Nessuno tocchi Baudelaire, il poeta infinito
Letterature
Rubina Mendola
Pierre Reverdy ‒ appartato e prolifico poeta ‒ ha lasciato un’impronta profonda nella poesia contemporanea. Di lui so nulla, ma l’istinto che tutto vela e disvela, e tutto offre alla discoperta dell’ignoto, non poteva risparmiarmi di approfondire, traducendo, i suoi versi. Nella fattispecie, la poesia Solitude (la trovate a pagina 87 della raccolta Main d’oeuvre. 1913-1949, Gallimard, 2018).

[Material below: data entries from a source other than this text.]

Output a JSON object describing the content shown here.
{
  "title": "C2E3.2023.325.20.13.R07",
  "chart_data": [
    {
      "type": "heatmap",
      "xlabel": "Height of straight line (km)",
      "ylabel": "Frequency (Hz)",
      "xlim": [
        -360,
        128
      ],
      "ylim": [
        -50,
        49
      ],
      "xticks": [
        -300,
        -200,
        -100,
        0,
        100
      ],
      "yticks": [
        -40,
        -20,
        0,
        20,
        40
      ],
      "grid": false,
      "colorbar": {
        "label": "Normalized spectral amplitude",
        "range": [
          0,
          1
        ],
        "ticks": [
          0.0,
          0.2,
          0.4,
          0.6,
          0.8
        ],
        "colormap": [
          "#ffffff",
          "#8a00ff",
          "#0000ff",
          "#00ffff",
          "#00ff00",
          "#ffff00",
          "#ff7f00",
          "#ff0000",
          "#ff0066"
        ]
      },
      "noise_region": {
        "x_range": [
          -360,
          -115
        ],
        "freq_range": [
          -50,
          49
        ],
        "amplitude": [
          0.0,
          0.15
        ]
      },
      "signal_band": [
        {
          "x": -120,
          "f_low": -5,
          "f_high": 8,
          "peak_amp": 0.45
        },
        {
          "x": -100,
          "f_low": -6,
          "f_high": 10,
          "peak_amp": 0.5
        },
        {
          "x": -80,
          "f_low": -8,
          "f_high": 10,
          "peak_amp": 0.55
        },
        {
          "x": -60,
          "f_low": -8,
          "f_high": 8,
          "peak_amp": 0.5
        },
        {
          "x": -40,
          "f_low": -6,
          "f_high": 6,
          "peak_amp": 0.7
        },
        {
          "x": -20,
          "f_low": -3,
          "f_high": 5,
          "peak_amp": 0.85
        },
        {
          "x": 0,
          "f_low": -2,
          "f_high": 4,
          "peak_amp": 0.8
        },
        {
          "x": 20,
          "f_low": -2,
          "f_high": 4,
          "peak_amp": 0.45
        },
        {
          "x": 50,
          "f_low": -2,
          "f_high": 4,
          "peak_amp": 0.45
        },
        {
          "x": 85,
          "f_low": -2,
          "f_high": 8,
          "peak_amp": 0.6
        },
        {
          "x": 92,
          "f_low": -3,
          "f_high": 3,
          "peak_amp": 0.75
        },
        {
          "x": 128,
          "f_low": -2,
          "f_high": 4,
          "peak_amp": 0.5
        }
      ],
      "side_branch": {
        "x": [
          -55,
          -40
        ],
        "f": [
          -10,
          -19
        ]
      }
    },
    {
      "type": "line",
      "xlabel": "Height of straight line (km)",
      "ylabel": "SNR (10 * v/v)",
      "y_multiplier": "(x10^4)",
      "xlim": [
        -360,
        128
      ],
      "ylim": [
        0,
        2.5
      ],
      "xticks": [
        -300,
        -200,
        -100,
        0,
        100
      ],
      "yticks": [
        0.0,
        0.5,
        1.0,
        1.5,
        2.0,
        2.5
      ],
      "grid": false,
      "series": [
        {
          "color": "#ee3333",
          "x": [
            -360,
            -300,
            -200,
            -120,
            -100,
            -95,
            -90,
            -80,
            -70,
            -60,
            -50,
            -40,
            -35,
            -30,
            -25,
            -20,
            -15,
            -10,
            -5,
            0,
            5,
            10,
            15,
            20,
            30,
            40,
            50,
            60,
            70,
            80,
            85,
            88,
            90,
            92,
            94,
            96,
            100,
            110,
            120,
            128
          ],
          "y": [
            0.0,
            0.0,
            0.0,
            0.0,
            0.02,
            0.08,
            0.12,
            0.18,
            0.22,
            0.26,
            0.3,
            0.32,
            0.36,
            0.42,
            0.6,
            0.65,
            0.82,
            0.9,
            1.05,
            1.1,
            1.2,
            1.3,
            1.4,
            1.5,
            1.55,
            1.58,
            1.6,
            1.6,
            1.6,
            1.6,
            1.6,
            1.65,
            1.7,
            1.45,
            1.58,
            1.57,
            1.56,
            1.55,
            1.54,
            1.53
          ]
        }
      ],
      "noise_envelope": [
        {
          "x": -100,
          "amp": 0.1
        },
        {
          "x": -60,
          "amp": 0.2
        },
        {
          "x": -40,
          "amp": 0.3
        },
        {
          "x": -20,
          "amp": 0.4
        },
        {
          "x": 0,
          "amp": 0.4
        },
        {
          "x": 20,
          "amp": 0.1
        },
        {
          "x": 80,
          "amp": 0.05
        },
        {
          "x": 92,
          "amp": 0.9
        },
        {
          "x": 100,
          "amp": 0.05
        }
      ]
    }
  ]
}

Sotto la testa le modanature in legno ancora poco dettagliate
Nella mano l’acqua trasparente dei fiumi
E in tutte le direzioni i raggi del sole sollevano le palpebre
i bordi dell’orizzonte
dove tremano i cipressi
Una linea di uomini simili
conduceva al monastero dalle porte mal chiuse
Più lontano che tra le due rocce e la montagna
che fa rotolare i cespugli fino al fondo del burrone
Tutti i rami fanno gesti
con un movimento incerto
Tutti gli uccelli corrono e parlano insieme
Non si vede nella notte che una sola apertura
E non è quella che brilla davanti a me
Ma poiché abbiamo spento invano tutte queste porte
Possa il cielo rimanere pallido come le guance dei morti
e le mani della croce
Il fuoco della casa si alza sopra gli alberi
E la fiamma si mescola al suono di altre voci
È una solitudine popolata, in realtà, quella di Reverdy. Non è certo quella del poeta che ora vi scrive e tenta un azzardato commento, arrischiando nell’equilibrio della scrittura il proprio disequilibrio. Io, restando fermo e fedele alla vocazione, o nella stanza-studio o da qualche altra parte a Torino, insceno il sabba con i morti immortali, eludendo il silenzio con il ritmo di una canzone. Reverdy, tutt’altro, animato dalla meraviglia della natura, racconta l’immaginifico silenzio di acque trasparenti, di schegge di sole, di margini all’orizzonte con cipressi tremuli.
Il poeta francese, intravedendo sai e monasteri, burroni di montagna e rami che insicuri sembrano parlarci, oltre che una comunità di uccelli, ci avvisa che, attraversando la notte, una sola apertura potrebbe indicarci la luce della via. Ma, nonostante tutti questi simboli siano apparsi invano: “Possa il cielo rimanere pallido come le guance dei morti/ e le mani della croceˮ, un’altra luce, un’altra apertura permane nel buio della notte, ed è quella di un focolare, la cui “fiamma si mescola al suono di altre vociˮ.
Nient’altro dunque potrà essere più auspicabile del fatto di trovarsi in una casa e in buona compagnia: di una donna, come di amici, si presume. Ed anche la mia casa, ora sola e pigra, presto vorrà ospitare qualche amico poeta, se solo si azzardassero a tentare di ravvivare la fiamma dell’incontro, permettendo al fuoco di alzarsi incredibilmente sopra la folta testa degli alberi.